The combined appeal of Graiseley Properties Limited v Barclays Banks PLC and Deutsche Bank v Unitech Global Limited and Others was recently heard by the Court of Appeal. Both cases arise from the alleged distortion or manipulation of LIBOR. At first instance, the borrowers in each of the actions sought permission to amend their pleadings to allege that the respective banks made implied representations as to the efficiency or non-manipulation of the LIBOR rate. At first instance in Graiseley, Flaux J gave permission to amend, whereas in Deutsche Bank, Cooke J refused. This appeal hearing sought to reconcile these decisions.
The First Instance – Graiseley Action
In this case, the claimant alleges that the loan contracts offered to it by Barclays (which incorporated various interest rate swap provisions) were unsuitable. A fact, it is alleged, that Barclays’ personnel knew at the time the contracts were made.
The FSA has previously criticised Barclays for two distinct areas of wrong doing. The first area concerned LIBOR submissions from Barclays to the British Bankers Association (“BBA”), which took into account requests by interest rate derivative traders to the submitters (who were responsible for submitting the LIBOR rates to the BBA) which the FSA found were motivated by profit. Secondly, on instructions from senior managers at Barclays, the submitters lowered their LIBOR submissions to the BBA. It is against this background that the claimant sought to plead implied representations in relation to what Barclays knew about LIBOR and how it was conducted.
Essentially, the claimant argued:
(1) On any date up to and including the date of the loan agreement, LIBOR represented the interest rate as defined by the BBA, being the average rate at which an individual contributor bank could borrow funds;
(2) Barclays had no reason to believe that LIBOR represented anything other than this; and
(3) Barclays had not or in the future did not intend to:
a. make false or misleading LIBOR submissions; and/or
b. engage in the practice of attempting to manipulate LIBOR.
The Claimant argued that, as a result of the FSA findings, it was at least arguable that these implied terms were breached and therefore the amendment to their pleadings should be allowed.
It was Barclay’s case that the amendments should not be allowed because there was no basis of implication (previous objections were not in issue at this hearing). However, the Judge held that if Barclays were to oppose the amendments, then it had to show that there was no prospect of success. He went on to decide that Barclays could not show it had “an unanswerable case that the implied representations were not made” and on this basis the Court gave permission to rely on an implied term that Barclays would not manipulate or make false returns in respect LIBOR.
The First Instance – Deutsche Bank Action
The borrowers in this action were being pursued by Deutsche Bank for accelerated payments of a loan advance due to their various failures to pay the instalments. Similarly to the Graiseley action, the borrowers sought to amend their pleadings to include an allegation that Deutsche Bank represented that LIBOR was a rate based on good faith estimations and that Deutsche Bank had not and would not act in a way that would undermine the integrity of LIBOR. Additionally, it was argued that Deutsche Bank implied that it was not aware of any conduct of either itself, or of other banks, that would be likely to undermine LIBOR.

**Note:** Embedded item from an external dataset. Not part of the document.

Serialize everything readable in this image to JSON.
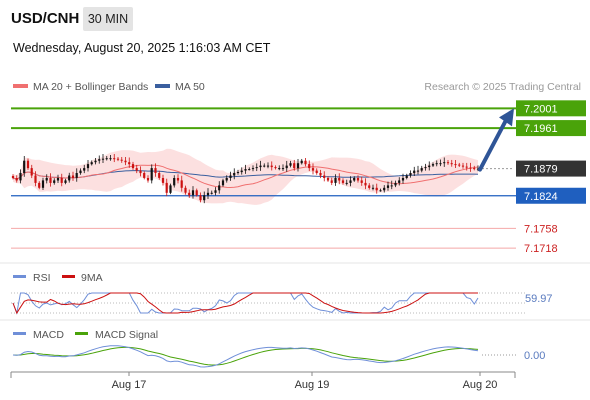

At first instance, Cooke J held that such pleas “sought to place in the mouth of one bank a statement about the overall integrity of the LIBOR system, or of an individual bank’s contributions to it”. Relying on the authority of Toulson J in IFE Fund v Goldman Sachs International  EWCA Civ 811 that a Court should consider what a reasonable person would have inferred was being implicitly represented by the reprensetor’s words and conduct in context, Cooke J considered that the proposed amendments were not realistic and accordingly refused permission to amend the pleadings. However, the Court did grant permission to appeal.
The Appeal Decision
The Court of Appeal considered these apparently conflicting decisions and held:
(1) The proposed pleas of implied representations in both cases were at least arguable. Their Lordships did not want to go any further on this point, as they did not want to affect the trial Judge’s decision;
(2) Any case of implied representation is fact specific. However, their Lordships held that if the LIBOR scandal had occurred before the cases were issued and what are the proposed amended pleas were in fact the original pleas, they would not be amenable to a strike out application;
(3) As the banks proposed the use of LIBOR, it must be arguable that they were at least representing that their own participation in the setting of LIBOR was honest; and
(4) The banks’ reliance on a disclaimer in a loan agreement was misguided, as the allegation was that the contracts were fraudulently induced;
Consequently, permission to amend in both cases was allowed.
Their Lordships also indicated that there is “considerable force” in the argument that the proposed representations amount to statements about the conduct of banks other than themselves, and no one could expect any statement of that effect to be made by one bank proposing LIBOR. However, their Lordships were reluctant to probe further on this issue, as they believed it was an issue for determination by the trial Judge.
At first blush, it would appear that by allowing the amendments, the Court of Appeal has decided against the banks. However, it should be remembered this was only an interlocutory hearing and the cases have yet to come to trial. At this stage, lenders should take comfort from the Court’s acknowledgement that there is force in the argument that an individual lender cannot be said to represent the actions of others.